The Findings of the University of Washington's 4-Year Study on the 'Hipster Culture' are Now in.
September 23, 2014
A group of eight students from the University of Washington undertook a four year study on the 'hipster culture'. to understand the ways, health habits, trends, thoughts and various other items that make up the 'hipster culture' that dominates the Seattle resident's demographic.
The students realized there is actually 6 various levels of hipster and they are listed as follows:
Level 1 Hipster (Hip-Curious) This stage of hipster is typically either someone who has just moved to Seattle or just finds the hipster look to be something they want to take part in. They see the 'uniqueness' of the various hipsters and want to do exactly what they do so they can also be 'unique'. At this level they are still eating fast foods and partaking in various other 'commercial' fads. They are still driving cars and going to sporting events. Scarfs may be worn but not with every outfit and typically in the winter.
Protesting is at a low in the Hip-Curious stage. The person may have thought about attending a protest but hasn't actually taken the time off work to do so. Bathing is still a regular activity and the 'messy' look is at a low.
Coffee is consumed a few times per week and the looks of people in the coffee shop are beginning to rub off.
Level 2 Hipster (Scarf & Tie Douche) At this level the subject is starting to wear scarves with every possible outfit. Beautiful sunny day? How about a large scarf to show that I fit right into Seattle culture. Interview? Why not a tie with a tee shirt to prove I am certainly not qualified for even the simplest of positions.
Glasses are beginning to become more 'square' shaped and homosexual thoughts are increasing. Much time is spent at various trendy shops spending hundreds of dollars for 'hobo style clothes'.
Coffee is consumed exclusively at Starbucks at least 3-4 times per day at this level. 'Conforming' is becoming more and more appalling while attire is becoming increasingly similar to everyone else. Thoughts of protest are beginning to sound appealing.

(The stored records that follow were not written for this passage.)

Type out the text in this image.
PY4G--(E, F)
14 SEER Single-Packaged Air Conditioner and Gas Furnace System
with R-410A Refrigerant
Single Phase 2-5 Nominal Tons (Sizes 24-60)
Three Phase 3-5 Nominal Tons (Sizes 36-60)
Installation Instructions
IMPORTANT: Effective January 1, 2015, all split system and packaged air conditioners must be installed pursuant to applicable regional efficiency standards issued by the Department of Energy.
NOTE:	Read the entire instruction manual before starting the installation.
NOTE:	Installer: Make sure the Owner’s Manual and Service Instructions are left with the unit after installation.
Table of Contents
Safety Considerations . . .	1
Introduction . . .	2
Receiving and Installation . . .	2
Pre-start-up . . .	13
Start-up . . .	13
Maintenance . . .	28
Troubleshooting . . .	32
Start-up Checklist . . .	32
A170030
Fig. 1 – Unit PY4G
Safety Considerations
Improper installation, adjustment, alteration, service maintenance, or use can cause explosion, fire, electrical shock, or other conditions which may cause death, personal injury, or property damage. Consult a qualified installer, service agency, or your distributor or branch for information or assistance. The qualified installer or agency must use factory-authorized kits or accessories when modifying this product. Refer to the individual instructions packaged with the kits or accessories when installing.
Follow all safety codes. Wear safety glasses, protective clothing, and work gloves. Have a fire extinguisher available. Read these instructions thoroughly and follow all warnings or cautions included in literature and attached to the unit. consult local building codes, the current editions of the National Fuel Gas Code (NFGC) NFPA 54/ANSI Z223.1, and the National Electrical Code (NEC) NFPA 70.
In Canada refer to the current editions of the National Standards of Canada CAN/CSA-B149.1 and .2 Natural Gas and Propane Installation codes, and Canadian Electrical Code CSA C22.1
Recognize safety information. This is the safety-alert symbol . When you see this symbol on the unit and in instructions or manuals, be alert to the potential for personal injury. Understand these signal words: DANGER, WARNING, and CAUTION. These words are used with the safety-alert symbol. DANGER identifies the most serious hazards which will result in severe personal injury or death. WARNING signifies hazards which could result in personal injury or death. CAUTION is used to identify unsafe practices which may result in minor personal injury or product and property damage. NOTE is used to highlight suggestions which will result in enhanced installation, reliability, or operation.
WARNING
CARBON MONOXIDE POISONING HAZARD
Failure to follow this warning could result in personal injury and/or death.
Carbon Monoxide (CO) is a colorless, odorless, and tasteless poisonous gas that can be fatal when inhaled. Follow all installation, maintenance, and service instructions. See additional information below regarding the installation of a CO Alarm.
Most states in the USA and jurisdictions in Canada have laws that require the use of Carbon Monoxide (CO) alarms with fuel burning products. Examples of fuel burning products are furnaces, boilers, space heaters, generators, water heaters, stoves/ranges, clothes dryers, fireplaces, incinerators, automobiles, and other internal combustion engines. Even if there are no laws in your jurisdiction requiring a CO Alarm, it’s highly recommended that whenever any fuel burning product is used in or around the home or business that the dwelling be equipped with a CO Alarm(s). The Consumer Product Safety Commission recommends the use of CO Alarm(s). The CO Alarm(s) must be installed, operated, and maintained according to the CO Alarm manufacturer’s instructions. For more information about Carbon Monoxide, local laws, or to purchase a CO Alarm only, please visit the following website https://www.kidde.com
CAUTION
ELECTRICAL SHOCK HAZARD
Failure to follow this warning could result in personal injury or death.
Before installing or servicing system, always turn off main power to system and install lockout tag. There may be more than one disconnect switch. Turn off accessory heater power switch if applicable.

This level of hipster will attend every protest that Seattle has to offer. No way will you find this level at any 'corporate' job or any job for that matter. Conformists go to jobs. Hipsters donate their time to others who donate things back - kind of like a job - but also exactly the same as a job. The only difference being instead of trading currency they have loaves of vegan meatloaf to trade for expensive clothing.

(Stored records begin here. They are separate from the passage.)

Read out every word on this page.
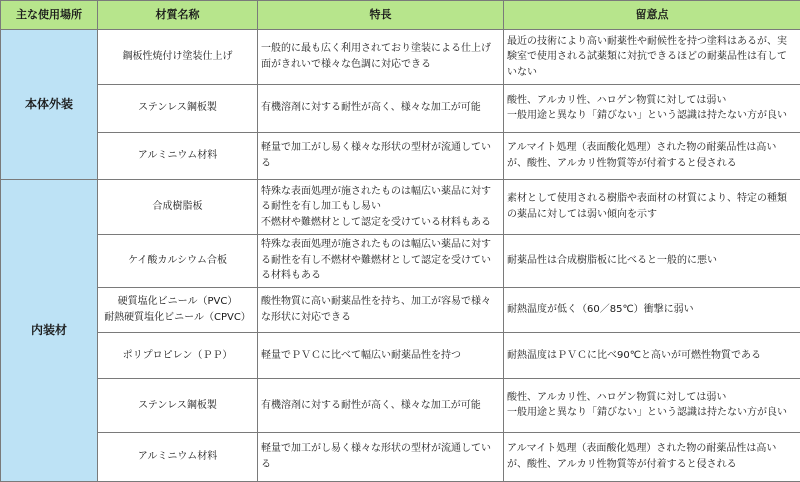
主な使用場所	材質名称	特長	留意点
本体外装	鋼板性焼付け塗装仕上げ	一般的に最も広く利用されており塗装による仕上げ
面がきれいで様々な色調に対応できる	最近の技術により高い耐薬性や耐候性を持つ塗料はあるが、実
験室で使用される試薬類に対抗できるほどの耐薬品性は有して
いない

	ステンレス鋼板製	有機溶剤に対する耐性が高く、様々な加工が可能	酸性、アルカリ性、ハロゲン物質に対しては弱い
一般用途と異なり「錆びない」という認識は持たない方が良い

	アルミニウム材料	軽量で加工がし易く様々な形状の型材が流通してい
る	アルマイト処理（表面酸化処理）された物の耐薬品性は高い
が、酸性、アルカリ性物質等が付着すると侵される

内装材	合成樹脂板	特殊な表面処理が施されたものは幅広い薬品に対す
る耐性を有し加工もし易い
不燃材や難燃材として認定を受けている材料もある	素材として使用される樹脂や表面材の材質により、特定の種類
の薬品に対しては弱い傾向を示す

	ケイ酸カルシウム合板	特殊な表面処理が施されたものは幅広い薬品に対す
る耐性を有し不燃材や難燃材として認定を受けてい
る材料もある	耐薬品性は合成樹脂板に比べると一般的に悪い

	硬質塩化ビニール（PVC）
耐熱硬質塩化ビニール（CPVC）	酸性物質に高い耐薬品性を持ち、加工が容易で様々
な形状に対応できる	耐熱温度が低く（60／85℃）衝撃に弱い

	ポリプロピレン（ＰＰ）	軽量でＰＶＣに比べて幅広い耐薬品性を持つ	耐熱温度はＰＶＣに比べ90℃と高いが可燃性物質である

	ステンレス鋼板製	有機溶剤に対する耐性が高く、様々な加工が可能	酸性、アルカリ性、ハロゲン物質に対しては弱い
一般用途と異なり「錆びない」という認識は持たない方が良い

	アルミニウム材料	軽量で加工がし易く様々な形状の型材が流通してい
る	アルマイト処理（表面酸化処理）された物の耐薬品性は高い
が、酸性、アルカリ性物質等が付着すると侵される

Level 4 Hipster (Darkening Dipshit) A profound change comes when the hipster reached Level 4. The hipster has typically been a hipster for 1-2 years prior to reaching this stage. Clothing darkens and outlook on life begins to fade. Realizing the world is full of death, meat-eating and profitable corporations this level of hipster starts wearing darker clothes to embrace their darkness inside.
Angry out lashes begin to become more common and instead of Mumford and Sons concerts they are now attending local punk bands. Coffee is consumed late at night and sometimes in the late morning or early afternoon.
At this level the subjects parents are typically asked for some cash as years of joblessness has left them low on trade items to change out their wardrobe.
Level 5 Hipster (Full Blown Emo) Sick of conforming to the ways of the other hipsters - at this level the hipsters completely change to be exactly the same as another group of Seattlites. Their clothing becomes darker and they begin to hate almost everything that anyone likes. Smiling faces anger this group. Attention is wanted at a higher level to reward them for the darkening of their outfits.
To bring any attention possible to themselves (without the use of good personality or appearance) they begin wearing chains and piercing most of their face holes. Attaining any real job is at a near hopeless level.
Alone time is rising in hopes people will notice they are alone and give them the attention they are looking for.
Level 6 Hipster (Suicidal Goth) Need for attention is at an all time high. As anger for everything increases, friends are coming harder and harder to attain. Most of the lower level hipsters have completely abandoned them at this point. Clothing becomes more and more outlandish to get as many people as possible looking at them.
The attention they receive at this phase is primarily weird looks. This is the attention the goth is looking for but it is in a negative manner. This puts the goth into deeper and deeper depression.
Growing up in the suburbs around Seattle has proved to be the hardest thing any person throughout history has done. Self pity reaches all time highs. Why can't I get a job and have friends they wonder? Why is everything so hard? Why don't people like me? This is a dangerous stage of hipster because they will often end up blasting their brains out because they have it just so hard.